Created attachment 1093472 [details]
VM Connectivity tests with l3_ha=false
Description of problem:
In OSP7 setting l3_ha=false, neutron ports take much longer time to failover to surviving controller nodes. This results in connectivity losses to VM.
Version-Release number of selected component (if applicable):
OSP7 + y1
Including Cisco n1kv plugin requires l3_ha set to be true. It is taking anywhere between 2-3 minutes to reestablish connectivity to a VM if controller node is rebooted.
Also once the node comes back there is uneven distribution of routers now. It isn't clear whether or not the ports have to fail back or should remain as they were.
Steps to Reproduce:
1.Preferably configure n1kv plugin and set l3_ha=false and restart neutron.

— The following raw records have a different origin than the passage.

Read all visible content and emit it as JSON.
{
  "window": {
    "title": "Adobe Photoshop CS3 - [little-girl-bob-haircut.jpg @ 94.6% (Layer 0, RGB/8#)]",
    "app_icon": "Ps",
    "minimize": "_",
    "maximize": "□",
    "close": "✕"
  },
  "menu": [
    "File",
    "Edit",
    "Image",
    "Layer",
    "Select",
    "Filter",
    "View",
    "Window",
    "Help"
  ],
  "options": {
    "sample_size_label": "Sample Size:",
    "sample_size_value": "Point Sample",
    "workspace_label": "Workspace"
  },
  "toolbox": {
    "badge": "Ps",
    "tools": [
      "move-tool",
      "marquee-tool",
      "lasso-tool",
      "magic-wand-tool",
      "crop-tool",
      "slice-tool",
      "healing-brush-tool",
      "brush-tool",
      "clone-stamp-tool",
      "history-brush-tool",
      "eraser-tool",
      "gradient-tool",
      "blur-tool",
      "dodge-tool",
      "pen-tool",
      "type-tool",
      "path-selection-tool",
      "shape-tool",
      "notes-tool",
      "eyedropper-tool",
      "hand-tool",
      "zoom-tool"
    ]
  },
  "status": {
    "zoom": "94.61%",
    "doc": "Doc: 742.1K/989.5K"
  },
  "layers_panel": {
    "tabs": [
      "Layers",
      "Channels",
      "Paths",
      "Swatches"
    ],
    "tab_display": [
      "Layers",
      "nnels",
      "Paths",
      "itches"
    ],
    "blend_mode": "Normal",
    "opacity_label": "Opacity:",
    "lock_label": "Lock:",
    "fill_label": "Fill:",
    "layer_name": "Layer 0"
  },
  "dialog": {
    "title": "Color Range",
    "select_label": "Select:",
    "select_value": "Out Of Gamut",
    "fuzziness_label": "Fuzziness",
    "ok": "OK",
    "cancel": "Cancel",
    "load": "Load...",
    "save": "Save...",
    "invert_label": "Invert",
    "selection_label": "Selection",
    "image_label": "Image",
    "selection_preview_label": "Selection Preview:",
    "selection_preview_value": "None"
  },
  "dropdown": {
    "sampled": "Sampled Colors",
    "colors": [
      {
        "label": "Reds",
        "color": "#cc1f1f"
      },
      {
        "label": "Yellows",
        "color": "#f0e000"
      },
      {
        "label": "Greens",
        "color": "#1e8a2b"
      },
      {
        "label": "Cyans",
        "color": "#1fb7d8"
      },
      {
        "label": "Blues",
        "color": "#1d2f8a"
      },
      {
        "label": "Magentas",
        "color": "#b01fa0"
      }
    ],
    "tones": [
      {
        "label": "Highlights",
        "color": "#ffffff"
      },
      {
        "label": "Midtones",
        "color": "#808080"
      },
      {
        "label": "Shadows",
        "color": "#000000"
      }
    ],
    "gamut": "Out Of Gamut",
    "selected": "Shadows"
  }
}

2.Create around 50-100 VM's. While a SSH/Ping test being run on the VM's reboot a controller node. Check the time the connectivity is lost
3.Let the rebooted controller node come back and check the names spaces for qrotuers.
Expected to fail back in 15-30 seconds as in OSP6.
*Cisco n1kv plugin requires l3_ha set to be FALSE.
(In reply to Rama from comment #0)
> Created attachment 1093472 [details]
> VM Connectivity tests with l3_ha=false
> Description of problem:
> In OSP7 setting l3_ha=false, neutron ports take much longer time to failover
> to surviving controller nodes. This results in connectivity losses to VM.
... snip ...
> Expected results:
> Expected to fail back in 15-30 seconds as in OSP6.
Are you comparing OSP 6 with neutron.conf:l3_ha = True to OSP 7 with neutron.conf:l3_ha = False and neutron.conf:allow_automatic_l3agent_failover = True? The first provides failover in the range of 10 seconds because the routers are scheduled pre-emptively. The second has to first detect that an agent is down, reschedule it, notify the intended agent, then have the agent configure the router.
Here's how long I'd estimate a failover to take with conf:allow_automatic_l3agent_failover = True:
If neutron.conf:agent_down_time is set to the default of 75 seconds, then:
1) The rescheduling loop runs every 75 / 2 seconds, or 38 seconds.
2) The rescheduling loop considers an agent as dead if it hasn't reported in 75 * 2, or 150 seconds.
In the worst case that would be 38 + 150 seconds = 188 seconds, or just over 3 minutes to start rescheduling routers on the dead host.
3) It takes roughly 8 seconds to configure a router on a VM of mine. Let's assume 1 second on a faster baremetal. A large number of routers on a dead agent scales linearly with the number of routers scheduled to that host. For 500 routers this can take another 8 minutes. I've seen reports of this taking over an hour in real life.
L3 HA was built special purpose to mitigate the issues with allow_automatic_l3agent_failover.
making this bugzilla public with partner's permission
Waiting for needinfo from 2015, closing for now. Please re-open if relevant.